If you choose to pay in stages, you must pay anything due on the first purchase of a property share, but don’t have to pay further Stamp Duty until you own more than an 80% share of the property.
What type of shared ownership property can I buy?
The Shared Ownership Scheme allows buyers to purchase shares of either new-build or existing properties, that are owned by an approved qualifying body. For the most part this means local authority and Housing Association homes, but it can also apply to properties owned by other bodies such as a housing action trust, a development corporation, the Northern Ireland Housing Executive, or the Commission for the New Towns. Shared Ownership properties are always leasehold.
What is the minimum share I can purchase?
Under the Shared Ownership scheme, the minimum share of a property you can purchase from a housing association, local authority or other approved qualifying body is 25%.
What is the maximum share I can purchase?
Under the government’s Shared Ownership Scheme, the maximum share of a property you can purchase from a Housing Association, local authority, or other approved qualifying body is 75%. If you want to own a share of more than 75%, you must buy the property outright.
Can I purchase more shares at a later date?
Yes, you can buy extra shares in the property up to a maximum of 75% of the property value, a process known as ‘staircasing’. If you want to own a share of more than 75%, you must buy the property outright. Most Housing Association and local authorities require a minimum 25% share purchase when staircasing, although some may allow smaller purchases such as 20% or 10% shares.
Be aware that the cost of purchasing more shares in the property will be based on a new market valuation of the property at that date.
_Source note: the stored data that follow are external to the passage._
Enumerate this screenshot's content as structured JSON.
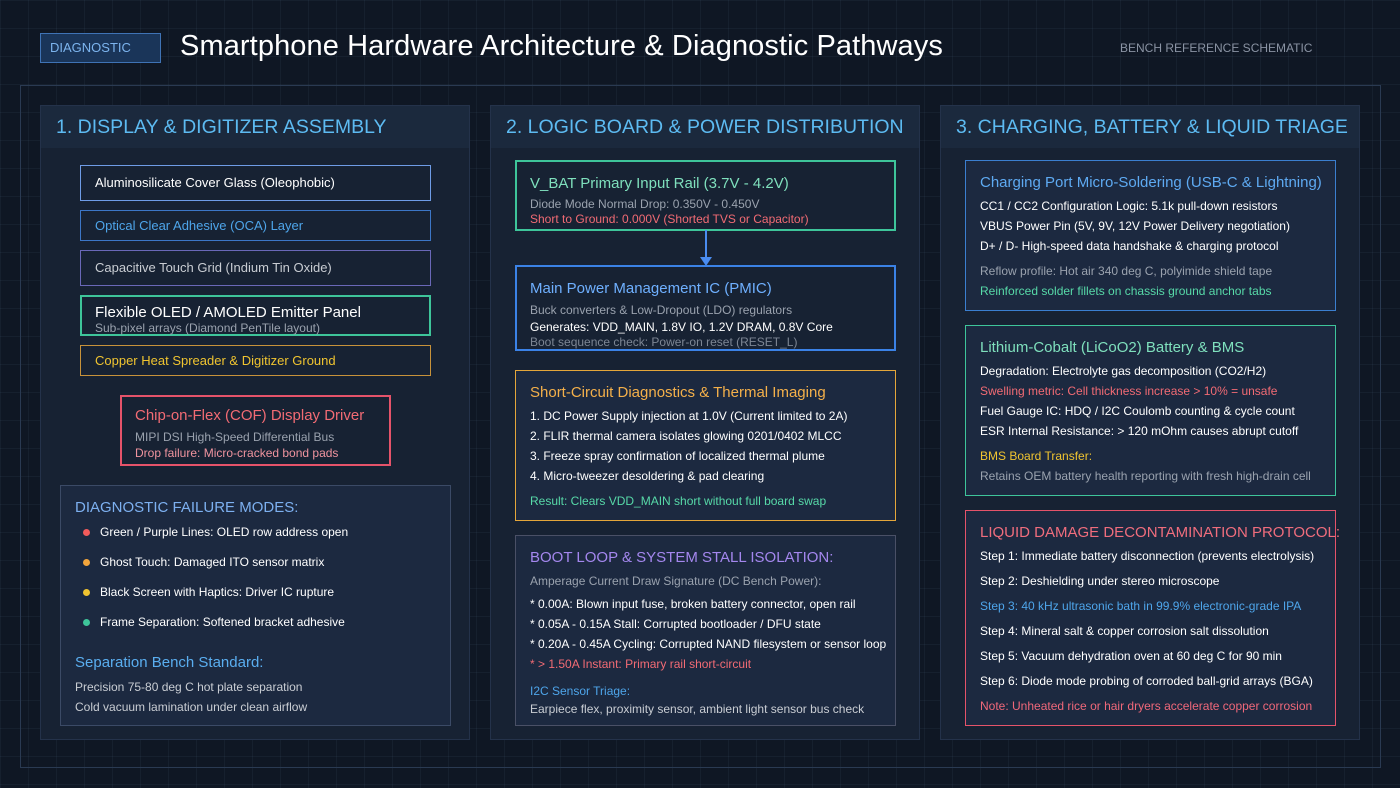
{
  "header": {
    "badge": "DIAGNOSTIC",
    "title": "Smartphone Hardware Architecture & Diagnostic Pathways",
    "reference": "BENCH REFERENCE SCHEMATIC"
  },
  "col1": {
    "title": "1. DISPLAY & DIGITIZER ASSEMBLY",
    "layers": [
      "Aluminosilicate Cover Glass (Oleophobic)",
      "Optical Clear Adhesive (OCA) Layer",
      "Capacitive Touch Grid (Indium Tin Oxide)",
      "Flexible OLED / AMOLED Emitter Panel",
      "Copper Heat Spreader & Digitizer Ground"
    ],
    "oled_sub": "Sub-pixel arrays (Diamond PenTile layout)",
    "cof": {
      "title": "Chip-on-Flex (COF) Display Driver",
      "line1": "MIPI DSI High-Speed Differential Bus",
      "line2": "Drop failure: Micro-cracked bond pads"
    },
    "failure": {
      "title": "DIAGNOSTIC FAILURE MODES:",
      "items": [
        "Green / Purple Lines: OLED row address open",
        "Ghost Touch: Damaged ITO sensor matrix",
        "Black Screen with Haptics: Driver IC rupture",
        "Frame Separation: Softened bracket adhesive"
      ],
      "dot_colors": [
        "#f25b5b",
        "#f3a53c",
        "#f0c330",
        "#3ec59a"
      ],
      "standard_title": "Separation Bench Standard:",
      "standard_lines": [
        "Precision 75-80 deg C hot plate separation",
        "Cold vacuum lamination under clean airflow"
      ]
    }
  },
  "col2": {
    "title": "2. LOGIC BOARD & POWER DISTRIBUTION",
    "vbat": {
      "title": "V_BAT Primary Input Rail (3.7V - 4.2V)",
      "line1": "Diode Mode Normal Drop: 0.350V - 0.450V",
      "line2": "Short to Ground: 0.000V (Shorted TVS or Capacitor)"
    },
    "pmic": {
      "title": "Main Power Management IC (PMIC)",
      "line1": "Buck converters & Low-Dropout (LDO) regulators",
      "line2": "Generates: VDD_MAIN, 1.8V IO, 1.2V DRAM, 0.8V Core",
      "line3": "Boot sequence check: Power-on reset (RESET_L)"
    },
    "short": {
      "title": "Short-Circuit Diagnostics & Thermal Imaging",
      "steps": [
        "1. DC Power Supply injection at 1.0V (Current limited to 2A)",
        "2. FLIR thermal camera isolates glowing 0201/0402 MLCC",
        "3. Freeze spray confirmation of localized thermal plume",
        "4. Micro-tweezer desoldering & pad clearing"
      ],
      "result": "Result: Clears VDD_MAIN short without full board swap"
    },
    "boot": {
      "title": "BOOT LOOP & SYSTEM STALL ISOLATION:",
      "subtitle": "Amperage Current Draw Signature (DC Bench Power):",
      "lines": [
        "* 0.00A: Blown input fuse, broken battery connector, open rail",
        "* 0.05A - 0.15A Stall: Corrupted bootloader / DFU state",
        "* 0.20A - 0.45A Cycling: Corrupted NAND filesystem or sensor loop"
      ],
      "warning": "* > 1.50A Instant: Primary rail short-circuit",
      "i2c_title": "I2C Sensor Triage:",
      "i2c_line": "Earpiece flex, proximity sensor, ambient light sensor bus check"
    }
  },
  "col3": {
    "title": "3. CHARGING, BATTERY & LIQUID TRIAGE",
    "port": {
      "title": "Charging Port Micro-Soldering (USB-C & Lightning)",
      "lines": [
        "CC1 / CC2 Configuration Logic: 5.1k pull-down resistors",
        "VBUS Power Pin (5V, 9V, 12V Power Delivery negotiation)",
        "D+ / D- High-speed data handshake & charging protocol"
      ],
      "reflow": "Reflow profile: Hot air 340 deg C, polyimide shield tape",
      "reinforce": "Reinforced solder fillets on chassis ground anchor tabs"
    },
    "battery": {
      "title": "Lithium-Cobalt (LiCoO2) Battery & BMS",
      "line1": "Degradation: Electrolyte gas decomposition (CO2/H2)",
      "swelling": "Swelling metric: Cell thickness increase > 10% = unsafe",
      "line3": "Fuel Gauge IC: HDQ / I2C Coulomb counting & cycle count",
      "line4": "ESR Internal Resistance: > 120 mOhm causes abrupt cutoff",
      "bms_title": "BMS Board Transfer:",
      "bms_line": "Retains OEM battery health reporting with fresh high-drain cell"
    },
    "liquid": {
      "title": "LIQUID DAMAGE DECONTAMINATION PROTOCOL:",
      "steps": [
        "Step 1: Immediate battery disconnection (prevents electrolysis)",
        "Step 2: Deshielding under stereo microscope",
        "Step 3: 40 kHz ultrasonic bath in 99.9% electronic-grade IPA",
        "Step 4: Mineral salt & copper corrosion salt dissolution",
        "Step 5: Vacuum dehydration oven at 60 deg C for 90 min",
        "Step 6: Diode mode probing of corroded ball-grid arrays (BGA)"
      ],
      "note": "Note: Unheated rice or hair dryers accelerate copper corrosion"
    }
  },
  "colors": {
    "background": "#0f1724",
    "column_title": "#5dbbf2",
    "green": "#3ec59a",
    "blue": "#3b82e6",
    "orange": "#e4a63a",
    "red": "#e5536a",
    "purple": "#8f7ad6"
  }
}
That means it may cost more or less than you paid for your first share, depending on whether the property has increased or decreased in value.
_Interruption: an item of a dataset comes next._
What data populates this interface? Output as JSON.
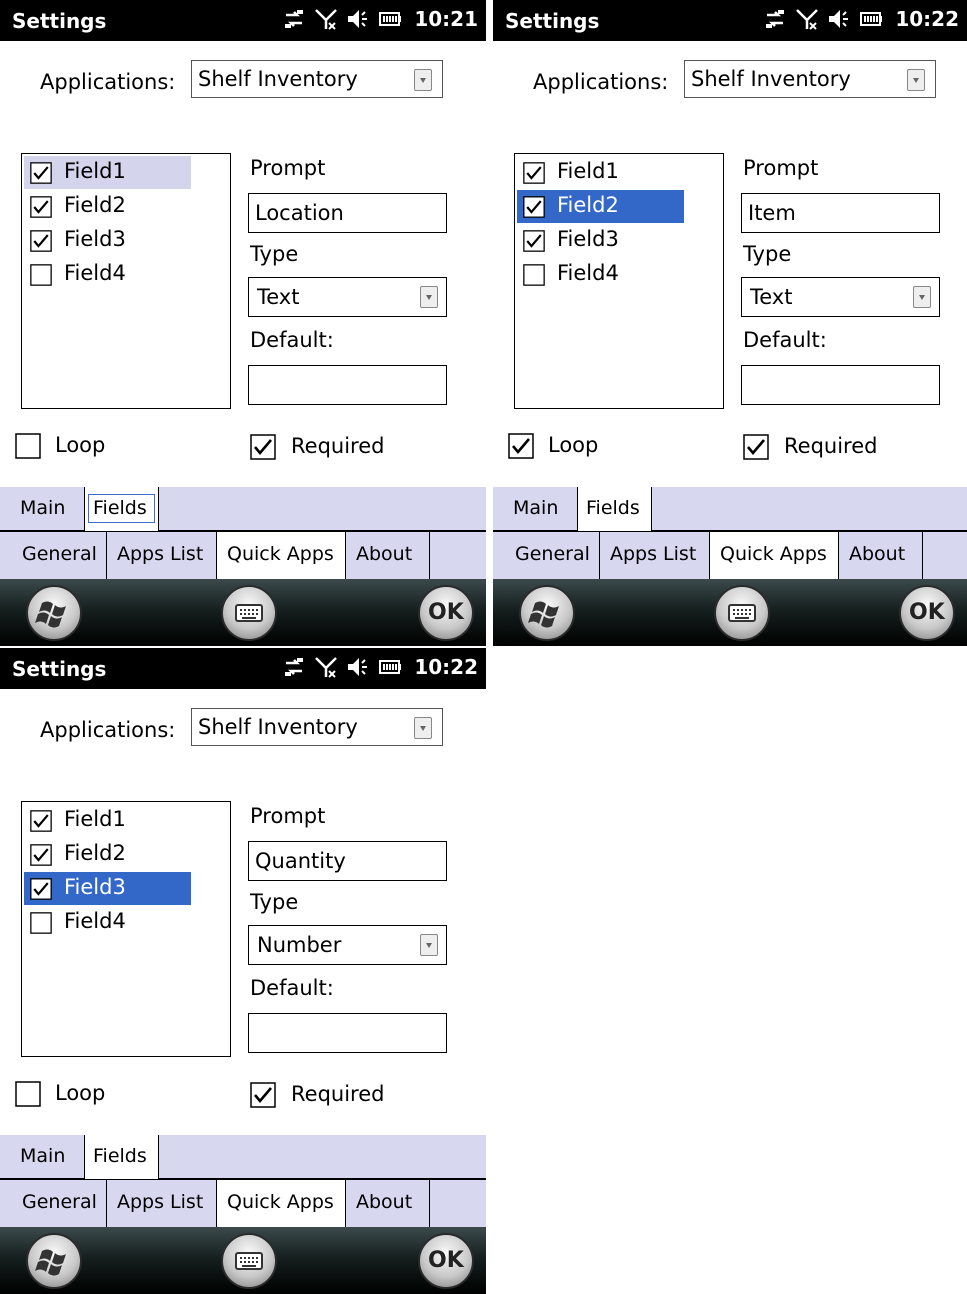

When can I buy more shares?
There are no time restrictions imposed by the government under the Shared Ownership Scheme. However, individual housing associations or local authorities may impose time restrictions or other staircasing restrictions in their lease conditions.
How is shared ownership rent calculated?
The exact rent calculation will depend on the individual Housing association or local authority. However, in many cases it is based on a percentage of the retained equity, typically around 3%. For example, if you bought a 50% share of a £200,000 property the retained equity would be £100,000, This is the share of the property on which you would pay rent. Assuming a typical rental calculation of 3%, the annual rent would be £3,000 which equals £250 per month.